Hash Brown Casserole
This hash brown casserole is our favorite ‘go-to’ dish when it comes to comfort food. Green onions and sharp cheddar give this creamy, soup-based dish that extra kick and once you’ve served it everyone will be begging you to make it again!
Bonus: This recipe is so straightforward the kids could throw it together for you in 15 minutes. Defrosting a bag of hash browns in the microwave makes it really easy to get started and cuts down on the baking time too.
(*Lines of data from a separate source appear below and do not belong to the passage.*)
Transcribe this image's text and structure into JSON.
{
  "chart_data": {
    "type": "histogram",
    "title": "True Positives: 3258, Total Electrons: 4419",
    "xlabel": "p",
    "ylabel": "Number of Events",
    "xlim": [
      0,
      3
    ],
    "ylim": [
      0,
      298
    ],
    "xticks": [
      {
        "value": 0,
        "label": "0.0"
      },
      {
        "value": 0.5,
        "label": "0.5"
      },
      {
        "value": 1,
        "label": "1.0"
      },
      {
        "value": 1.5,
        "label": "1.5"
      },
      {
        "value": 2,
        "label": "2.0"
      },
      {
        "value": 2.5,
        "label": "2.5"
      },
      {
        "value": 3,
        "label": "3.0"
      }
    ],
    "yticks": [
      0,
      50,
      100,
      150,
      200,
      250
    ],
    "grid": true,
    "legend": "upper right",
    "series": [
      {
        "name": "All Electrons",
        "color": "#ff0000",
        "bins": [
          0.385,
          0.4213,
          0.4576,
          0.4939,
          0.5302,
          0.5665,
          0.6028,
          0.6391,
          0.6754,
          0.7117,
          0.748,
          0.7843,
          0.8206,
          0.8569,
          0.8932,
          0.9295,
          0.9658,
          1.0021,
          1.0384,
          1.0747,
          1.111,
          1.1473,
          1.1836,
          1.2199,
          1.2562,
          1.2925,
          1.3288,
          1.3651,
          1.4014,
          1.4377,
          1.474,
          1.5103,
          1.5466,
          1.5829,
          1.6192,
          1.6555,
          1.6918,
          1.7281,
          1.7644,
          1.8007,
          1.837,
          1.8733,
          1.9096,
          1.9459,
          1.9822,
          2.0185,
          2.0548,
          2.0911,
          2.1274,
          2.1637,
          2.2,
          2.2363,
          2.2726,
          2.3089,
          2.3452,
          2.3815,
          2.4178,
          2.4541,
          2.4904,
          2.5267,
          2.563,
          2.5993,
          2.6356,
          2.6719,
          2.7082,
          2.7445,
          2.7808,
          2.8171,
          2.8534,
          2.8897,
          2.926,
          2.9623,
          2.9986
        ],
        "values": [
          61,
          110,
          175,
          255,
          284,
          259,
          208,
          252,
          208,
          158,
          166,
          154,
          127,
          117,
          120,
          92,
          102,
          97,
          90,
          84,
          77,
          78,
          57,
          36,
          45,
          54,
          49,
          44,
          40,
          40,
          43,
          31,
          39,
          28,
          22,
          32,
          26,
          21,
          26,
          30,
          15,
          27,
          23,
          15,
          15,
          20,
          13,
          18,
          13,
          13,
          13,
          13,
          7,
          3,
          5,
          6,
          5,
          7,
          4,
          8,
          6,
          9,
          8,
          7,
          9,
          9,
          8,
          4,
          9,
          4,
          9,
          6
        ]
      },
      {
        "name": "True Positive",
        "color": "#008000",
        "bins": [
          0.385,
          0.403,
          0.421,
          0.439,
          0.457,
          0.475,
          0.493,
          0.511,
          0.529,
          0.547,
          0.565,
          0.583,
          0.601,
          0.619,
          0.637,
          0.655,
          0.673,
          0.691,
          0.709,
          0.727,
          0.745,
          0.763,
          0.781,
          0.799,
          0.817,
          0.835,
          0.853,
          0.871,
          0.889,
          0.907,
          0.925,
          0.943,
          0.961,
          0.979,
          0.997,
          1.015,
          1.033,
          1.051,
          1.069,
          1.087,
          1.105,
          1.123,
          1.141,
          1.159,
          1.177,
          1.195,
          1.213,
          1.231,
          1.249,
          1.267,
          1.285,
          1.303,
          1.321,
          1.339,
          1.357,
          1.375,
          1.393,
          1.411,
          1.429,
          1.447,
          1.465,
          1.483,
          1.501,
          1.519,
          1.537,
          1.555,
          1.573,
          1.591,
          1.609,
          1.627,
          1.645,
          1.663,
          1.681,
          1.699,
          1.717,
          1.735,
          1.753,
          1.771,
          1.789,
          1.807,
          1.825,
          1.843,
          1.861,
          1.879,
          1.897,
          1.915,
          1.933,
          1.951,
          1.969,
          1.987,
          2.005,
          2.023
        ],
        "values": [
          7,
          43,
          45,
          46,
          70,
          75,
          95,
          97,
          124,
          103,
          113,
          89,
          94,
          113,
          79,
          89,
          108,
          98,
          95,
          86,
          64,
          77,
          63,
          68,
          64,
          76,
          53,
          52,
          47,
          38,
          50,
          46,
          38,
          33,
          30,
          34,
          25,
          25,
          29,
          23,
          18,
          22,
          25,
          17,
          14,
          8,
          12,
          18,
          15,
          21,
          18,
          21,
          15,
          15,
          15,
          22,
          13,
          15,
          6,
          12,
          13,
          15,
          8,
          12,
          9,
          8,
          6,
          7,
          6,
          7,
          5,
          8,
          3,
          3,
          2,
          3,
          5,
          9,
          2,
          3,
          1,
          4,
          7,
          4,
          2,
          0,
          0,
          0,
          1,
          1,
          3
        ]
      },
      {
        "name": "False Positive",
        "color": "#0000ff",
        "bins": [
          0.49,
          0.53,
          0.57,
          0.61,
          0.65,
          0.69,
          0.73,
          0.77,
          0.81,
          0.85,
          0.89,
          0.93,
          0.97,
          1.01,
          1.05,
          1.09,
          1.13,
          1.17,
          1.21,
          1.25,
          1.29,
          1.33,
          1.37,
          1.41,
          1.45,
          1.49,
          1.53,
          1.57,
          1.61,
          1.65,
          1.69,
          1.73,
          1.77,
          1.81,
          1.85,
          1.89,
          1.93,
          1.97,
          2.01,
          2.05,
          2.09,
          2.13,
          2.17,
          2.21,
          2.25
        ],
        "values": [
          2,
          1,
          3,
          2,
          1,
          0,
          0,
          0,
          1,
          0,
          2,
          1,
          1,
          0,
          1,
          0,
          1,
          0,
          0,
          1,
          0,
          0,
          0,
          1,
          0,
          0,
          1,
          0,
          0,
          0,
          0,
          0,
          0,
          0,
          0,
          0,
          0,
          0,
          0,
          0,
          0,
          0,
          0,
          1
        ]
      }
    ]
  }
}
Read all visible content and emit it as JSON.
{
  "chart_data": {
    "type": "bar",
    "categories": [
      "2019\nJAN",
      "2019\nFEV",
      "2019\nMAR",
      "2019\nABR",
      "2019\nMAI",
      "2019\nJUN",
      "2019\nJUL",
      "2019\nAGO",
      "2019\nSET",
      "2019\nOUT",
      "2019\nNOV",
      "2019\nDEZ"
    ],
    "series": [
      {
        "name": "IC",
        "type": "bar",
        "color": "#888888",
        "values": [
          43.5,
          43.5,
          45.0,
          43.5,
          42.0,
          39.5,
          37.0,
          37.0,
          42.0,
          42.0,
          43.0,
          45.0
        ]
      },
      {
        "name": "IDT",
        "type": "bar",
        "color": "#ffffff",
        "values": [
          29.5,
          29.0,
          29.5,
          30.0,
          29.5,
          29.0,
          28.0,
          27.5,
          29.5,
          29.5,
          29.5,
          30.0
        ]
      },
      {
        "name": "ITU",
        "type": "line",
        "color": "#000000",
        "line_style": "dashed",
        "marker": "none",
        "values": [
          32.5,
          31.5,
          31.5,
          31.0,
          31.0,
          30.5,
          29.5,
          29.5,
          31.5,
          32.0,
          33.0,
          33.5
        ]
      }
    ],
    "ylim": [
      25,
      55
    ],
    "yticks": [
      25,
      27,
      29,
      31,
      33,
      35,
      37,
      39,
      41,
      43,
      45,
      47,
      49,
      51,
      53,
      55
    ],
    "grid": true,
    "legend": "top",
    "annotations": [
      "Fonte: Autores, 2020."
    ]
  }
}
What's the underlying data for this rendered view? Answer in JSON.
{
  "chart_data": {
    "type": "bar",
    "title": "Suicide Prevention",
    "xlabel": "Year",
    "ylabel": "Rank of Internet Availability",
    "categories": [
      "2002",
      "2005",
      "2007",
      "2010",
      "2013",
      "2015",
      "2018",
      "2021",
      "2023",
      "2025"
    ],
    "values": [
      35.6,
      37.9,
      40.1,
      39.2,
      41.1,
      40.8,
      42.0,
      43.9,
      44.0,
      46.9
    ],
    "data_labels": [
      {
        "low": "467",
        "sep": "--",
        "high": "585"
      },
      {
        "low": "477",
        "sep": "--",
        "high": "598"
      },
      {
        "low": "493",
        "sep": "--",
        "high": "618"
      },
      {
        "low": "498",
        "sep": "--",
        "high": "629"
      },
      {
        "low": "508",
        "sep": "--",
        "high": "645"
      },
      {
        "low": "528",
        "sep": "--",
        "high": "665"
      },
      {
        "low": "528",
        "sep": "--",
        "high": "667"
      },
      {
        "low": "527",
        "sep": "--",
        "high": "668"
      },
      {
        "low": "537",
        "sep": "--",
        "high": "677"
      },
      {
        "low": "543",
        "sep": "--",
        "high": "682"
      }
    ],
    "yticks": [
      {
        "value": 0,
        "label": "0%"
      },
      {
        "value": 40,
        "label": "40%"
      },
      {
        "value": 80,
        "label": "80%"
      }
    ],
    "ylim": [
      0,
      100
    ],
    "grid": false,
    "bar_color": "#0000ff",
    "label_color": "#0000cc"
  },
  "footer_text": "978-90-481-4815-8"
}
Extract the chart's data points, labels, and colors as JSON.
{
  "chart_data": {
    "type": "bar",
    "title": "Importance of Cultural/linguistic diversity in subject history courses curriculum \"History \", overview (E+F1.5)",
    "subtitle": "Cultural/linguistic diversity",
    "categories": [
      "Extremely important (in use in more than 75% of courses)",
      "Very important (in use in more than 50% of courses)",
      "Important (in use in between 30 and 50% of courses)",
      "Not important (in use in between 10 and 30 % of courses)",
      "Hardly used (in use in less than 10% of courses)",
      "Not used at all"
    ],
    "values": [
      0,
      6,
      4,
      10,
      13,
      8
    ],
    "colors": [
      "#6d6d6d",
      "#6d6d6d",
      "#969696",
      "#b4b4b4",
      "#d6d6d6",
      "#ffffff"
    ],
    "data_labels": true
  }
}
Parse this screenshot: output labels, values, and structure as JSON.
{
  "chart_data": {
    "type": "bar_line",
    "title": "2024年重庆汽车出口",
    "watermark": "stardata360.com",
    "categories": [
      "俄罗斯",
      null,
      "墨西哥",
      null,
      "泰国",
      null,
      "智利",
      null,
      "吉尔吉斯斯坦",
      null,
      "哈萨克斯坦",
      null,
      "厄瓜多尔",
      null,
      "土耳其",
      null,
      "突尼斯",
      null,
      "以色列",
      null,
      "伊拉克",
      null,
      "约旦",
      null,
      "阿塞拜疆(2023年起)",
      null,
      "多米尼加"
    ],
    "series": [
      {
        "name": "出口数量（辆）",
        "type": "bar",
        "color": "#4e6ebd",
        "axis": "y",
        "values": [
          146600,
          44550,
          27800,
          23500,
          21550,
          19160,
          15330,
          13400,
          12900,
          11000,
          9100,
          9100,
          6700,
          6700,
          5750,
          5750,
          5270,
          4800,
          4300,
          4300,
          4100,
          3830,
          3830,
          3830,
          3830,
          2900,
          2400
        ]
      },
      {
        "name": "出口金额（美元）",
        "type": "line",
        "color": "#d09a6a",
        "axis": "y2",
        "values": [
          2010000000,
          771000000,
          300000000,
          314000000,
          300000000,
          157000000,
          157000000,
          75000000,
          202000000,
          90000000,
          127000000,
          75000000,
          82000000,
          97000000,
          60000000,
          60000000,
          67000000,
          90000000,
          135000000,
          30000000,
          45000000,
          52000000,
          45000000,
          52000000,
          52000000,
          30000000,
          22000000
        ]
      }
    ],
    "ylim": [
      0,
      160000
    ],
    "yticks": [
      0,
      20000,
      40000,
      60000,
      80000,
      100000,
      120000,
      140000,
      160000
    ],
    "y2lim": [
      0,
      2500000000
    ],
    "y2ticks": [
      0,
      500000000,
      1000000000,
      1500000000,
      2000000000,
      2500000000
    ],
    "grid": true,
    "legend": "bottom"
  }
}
Although it goes especially well with glazed ham or roast beef, there’s no need to save it for special occasions—it’s an excellent side for just about any meal!
Although our recipe makes a large casserole (enough for 10−12 servings) and it’s great for potlucks, don’t count on there being any leftovers when making it just for the family.
Let us know if this #EverydayDishes favorite makes it to the top of your list!
hash brown casserole recipe
- 30 oz bag country style hash browns, thawed
- 1 stick unsalted butter, melted
- 10.75 oz can cream of mushroom soup
- 1 cup sour cream
- 1/4 cup green onions, finely chopped , about 4
- 2 cups sharp cheddar cheese, shredded
- 1 tsp salt
- 1/4 tsp pepper
- sharp cheddar cheese, additional shredded for topping
- Preheat the oven to 350 degrees and spray a 13" x 9" or 10" x 10" casserole dish with non-stick spray.
- In a large bowl, combine all of the ingredients (except the additional cheese for sprinkling) until well combined. Transfer the mixture to the prepared casserole dish.
- Cover the casserole with aluminum foil and seal tightly. Bake for 45−50 minutes until the center is hot and the edges have begun to brown.
- Remove from the oven, uncover and sprinkle a bit more cheese over the top. Use the heat of the casserole to melt the cheese or just pop it back into the oven for 2 minutes.
- Allow the casserole to cool for at least 5 minutes before serving.